San Antonio and New Orleans were founded at the same time,  so many food traditions related to European and Catholic roots are hallmarks of cuisine in both cities.  I love discovering the links between the two cities, and learning new recipes along the way.  One of my favorite little cookbooks documents the cookery of the Old Ursuline Convent on Chartres Street.  The Sisters were part of the Parish established in 1720 in what became the French Quarter.  They performed many tasks– caring for the sick, teaching reading and writing and silk making. 

But by far their most lasting legacy is their adaptation of French cooking to local ingredients and techniques.   They brought with them recipes for such things as pralines– a popular treat in the region of Orleans, France– and began making them with pecans (a local staple) instead of almonds, which were not available in Louisiana at the time.  They learned how to work with local ingredients from the Indians of the region, inventing such foods as Croquettes de Mais (later called hush puppies).   

“Who would imagine that this small group of teachers could exert so strong and so lasting an influence upon the cuisine of New Orleans!” — from the foreword

This cookbook is a wonderful act of preservation of Creole cooking and culinary history. 

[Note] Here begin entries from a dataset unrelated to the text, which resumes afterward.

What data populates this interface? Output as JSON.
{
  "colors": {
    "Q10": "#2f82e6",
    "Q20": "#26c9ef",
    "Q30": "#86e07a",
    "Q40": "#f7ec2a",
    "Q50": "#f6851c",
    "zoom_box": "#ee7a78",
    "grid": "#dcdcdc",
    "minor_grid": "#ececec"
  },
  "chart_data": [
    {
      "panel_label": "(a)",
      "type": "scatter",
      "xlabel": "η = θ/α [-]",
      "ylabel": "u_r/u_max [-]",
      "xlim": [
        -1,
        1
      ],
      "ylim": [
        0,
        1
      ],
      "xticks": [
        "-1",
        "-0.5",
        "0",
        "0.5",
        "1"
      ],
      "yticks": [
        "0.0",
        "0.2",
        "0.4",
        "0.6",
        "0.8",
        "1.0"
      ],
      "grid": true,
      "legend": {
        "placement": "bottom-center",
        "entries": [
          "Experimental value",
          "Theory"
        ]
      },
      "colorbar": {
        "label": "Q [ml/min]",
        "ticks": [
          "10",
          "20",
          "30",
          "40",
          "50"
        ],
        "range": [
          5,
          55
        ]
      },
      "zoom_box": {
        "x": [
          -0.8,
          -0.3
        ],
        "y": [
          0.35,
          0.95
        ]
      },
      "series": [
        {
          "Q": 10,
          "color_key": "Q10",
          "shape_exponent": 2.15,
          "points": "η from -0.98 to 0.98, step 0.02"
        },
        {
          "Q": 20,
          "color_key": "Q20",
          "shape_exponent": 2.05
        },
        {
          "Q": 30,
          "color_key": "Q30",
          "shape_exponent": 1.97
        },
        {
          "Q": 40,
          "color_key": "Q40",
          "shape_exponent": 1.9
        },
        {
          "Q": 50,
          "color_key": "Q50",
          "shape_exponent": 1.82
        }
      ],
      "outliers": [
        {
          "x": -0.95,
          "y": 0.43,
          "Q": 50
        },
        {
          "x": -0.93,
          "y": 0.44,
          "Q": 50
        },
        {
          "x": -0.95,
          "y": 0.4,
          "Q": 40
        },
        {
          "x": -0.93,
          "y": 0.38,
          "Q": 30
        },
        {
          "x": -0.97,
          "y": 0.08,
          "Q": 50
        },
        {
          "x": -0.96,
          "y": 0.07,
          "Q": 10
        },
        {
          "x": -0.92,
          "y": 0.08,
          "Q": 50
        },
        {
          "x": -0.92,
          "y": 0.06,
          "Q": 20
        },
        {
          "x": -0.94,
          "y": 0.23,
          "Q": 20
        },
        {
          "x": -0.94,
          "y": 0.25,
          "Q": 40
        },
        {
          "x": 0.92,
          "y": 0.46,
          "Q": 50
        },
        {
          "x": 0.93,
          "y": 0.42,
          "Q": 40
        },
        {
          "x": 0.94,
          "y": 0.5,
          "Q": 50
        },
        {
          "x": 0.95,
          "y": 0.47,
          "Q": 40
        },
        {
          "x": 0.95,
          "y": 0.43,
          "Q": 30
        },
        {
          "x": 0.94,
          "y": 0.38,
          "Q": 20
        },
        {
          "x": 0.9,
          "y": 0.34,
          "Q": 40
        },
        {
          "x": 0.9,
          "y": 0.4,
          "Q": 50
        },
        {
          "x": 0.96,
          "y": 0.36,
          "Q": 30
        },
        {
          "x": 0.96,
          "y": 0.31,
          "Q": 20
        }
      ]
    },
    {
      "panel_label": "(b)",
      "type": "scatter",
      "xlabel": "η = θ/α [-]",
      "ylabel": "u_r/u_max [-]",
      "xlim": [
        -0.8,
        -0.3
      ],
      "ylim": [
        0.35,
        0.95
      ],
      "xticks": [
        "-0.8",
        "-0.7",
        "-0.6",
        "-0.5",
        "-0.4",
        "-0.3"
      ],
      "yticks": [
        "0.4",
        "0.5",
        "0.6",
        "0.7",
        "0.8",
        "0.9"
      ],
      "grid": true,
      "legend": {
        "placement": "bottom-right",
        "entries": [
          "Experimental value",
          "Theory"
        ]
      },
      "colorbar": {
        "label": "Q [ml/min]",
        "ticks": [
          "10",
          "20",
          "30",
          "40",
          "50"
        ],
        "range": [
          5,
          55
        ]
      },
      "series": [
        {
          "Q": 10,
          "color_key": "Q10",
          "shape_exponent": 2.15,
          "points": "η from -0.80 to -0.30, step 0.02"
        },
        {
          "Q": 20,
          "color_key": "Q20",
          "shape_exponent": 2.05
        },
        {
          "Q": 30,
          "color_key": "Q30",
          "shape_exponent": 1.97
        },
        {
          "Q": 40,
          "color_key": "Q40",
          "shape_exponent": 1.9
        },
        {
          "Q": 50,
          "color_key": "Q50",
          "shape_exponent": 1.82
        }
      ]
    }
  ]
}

I also love this cookbook because it sometimes gives little to no instructions.  Or, at least, the instructions never include detailed descriptions of how things should look or feel, or exacting and intimidating precision.  Some of my favorite meals are in here, and I hope to present them in the next few weeks, since my kitchen is beginning to become functional again as the remodel comes to an end.  I will return to being your “Hostess with flair” as best as I can (I have already accomplished three of the ten steps outlined at the back of the cookbook– “cook a thick gumbo” check, “impress your friends with a New Orleans specialty entrée” chicken and dumplings– check!  and now the “French Frying” method for Calas.)

Shrove Tuesday, or Mardi Gras, is the day we are supposed to eat rich foods before Lent.  Pancakes are traditional in many places, as they are made with eggs, milk, butter, etc.  I was thinking of making you pancakes, but had another idea when I saw the leftover rice in my refrigerator.

Calas are a fritter made with rice and spices. 

They have a wonderful chewy texture. 

They used to be served by street vendors in New Orleans, but I don’t think they have been for a long time.  You can find them in restaurants that serve Creole breakfast.  They are often served with grits.  They are wonderful with jam, or maple syrup. 

The recipe below is very basic, and I think you could let your imagination run wild with small additions.  Orange zest, pecans, or raisins would be my choice.  Dont skimp on the fresh nutmeg.

This recipe is the last recipe in the cookbook, and has a mysterious note accompanying:

“Recipe dictated by Pouponne D’Antilly– 1809-87– to her mistress Blanche Livaudais.”  I would like someone to dictate my recipes to in my old age.

CALAS

adapted from Recipes and Reminiscences of New Orleans, recipe credited to Myldred Masson Costa

1 and 1/2 cups cooked rice (soft, not cold)

3 eggs

1 and 1/2 cups bread flour (self-rising)

1/2 cup sugar

1/2 tsp salt

Fresh gated nutmeg to taste

1 tsp. vanilla added

1/4 cup warm milk

Canola oil for frying

Powdered sugar with macerated vanilla bean

Mix together the rice, eggs, flour, sugar, salt, and nutmeg until very smooth. Add the milk a little at a time, but do not let the mixture get too wet.  It needs to be very thick.  Heat the canola oil until drops of water pop, but not splatter out of the pan.  You need about 1/2 to 1 inch depth of oil.  Use a tablespoon to drop batter into the hot oil (I used a 1 oz. scoop with a release handle).  Amazingly, if your oil is the right temperature, they will not stick to the bottom.  But nudge them a bit to make sure just after they go in.  Cook until golden, and turn using a slotted spoon.  Lay them on some paper towels, and then sprinkle with powdered sugar.